Wednesday, July 27, 2005

Che

One of the more baffling fads of the past few years, the idolizing of Che Guevara, is brutally dissected in this excellent article in the New Republic (via Zacht Ei).
Guevara might have been enamored of his own death, but he was much more enamored of other people's deaths. In April 1967, speaking from experience, he summed up his homicidal idea of justice in his "Message to the Tricontinental": "hatred as an element of struggle; unbending hatred for the enemy, which pushes a human being beyond his natural limitations, making him into an effective, violent, selective, and cold-blooded killing machine.
Do read the whole thing. This absurd cult has been partially invigorated by last year's movie The Motorcycle Diaries. At the time, Slate ran an outstanding review of this despicable exercise in revisionism.

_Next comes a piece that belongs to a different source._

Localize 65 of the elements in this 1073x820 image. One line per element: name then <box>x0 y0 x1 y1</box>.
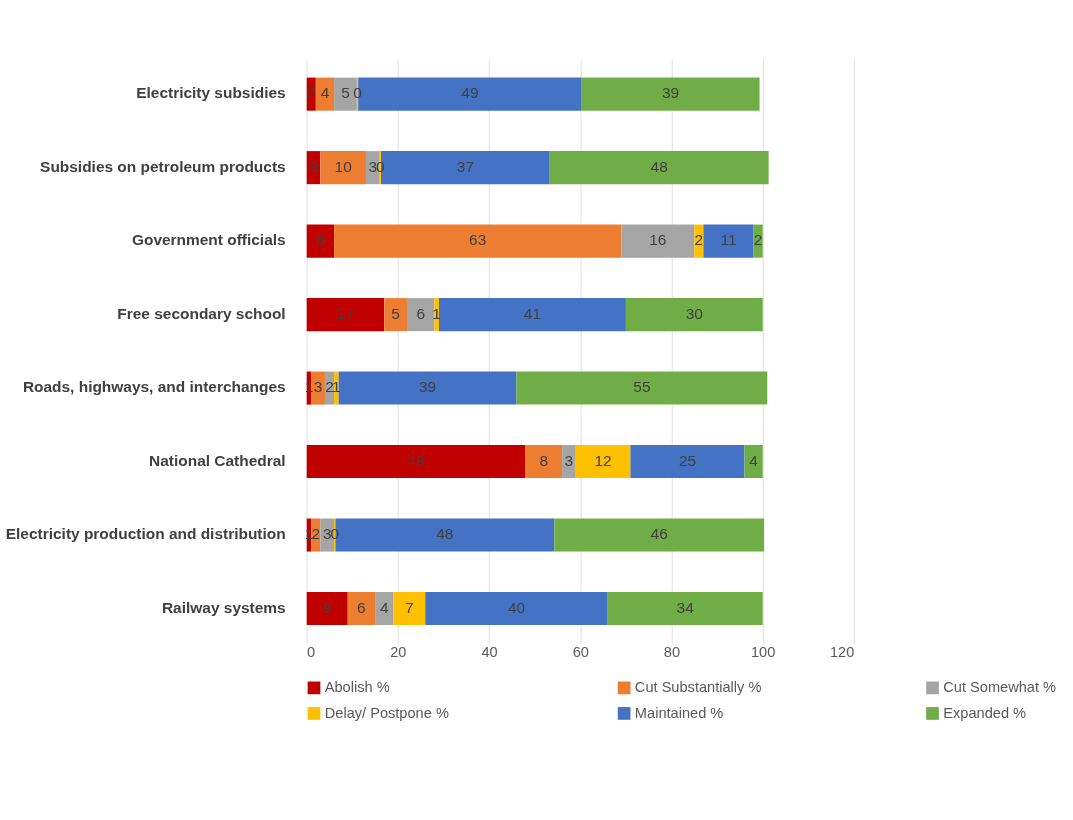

Yet the entire movie, in its concept and tone, exudes a Christological cult of martyrdom, a cult of adoration for the spiritually superior person who is veering toward death—precisely the kind of adoration that Latin America's Catholic Church promoted for several centuries, with miserable consequences.
Che Guevara was an ignorant, violent thug, who destroyed countless lives not only by killing hundreds of his political opponents but also by completely destroying the previously sound economies and emerging political systems of several states. What on earth is there to celebrate?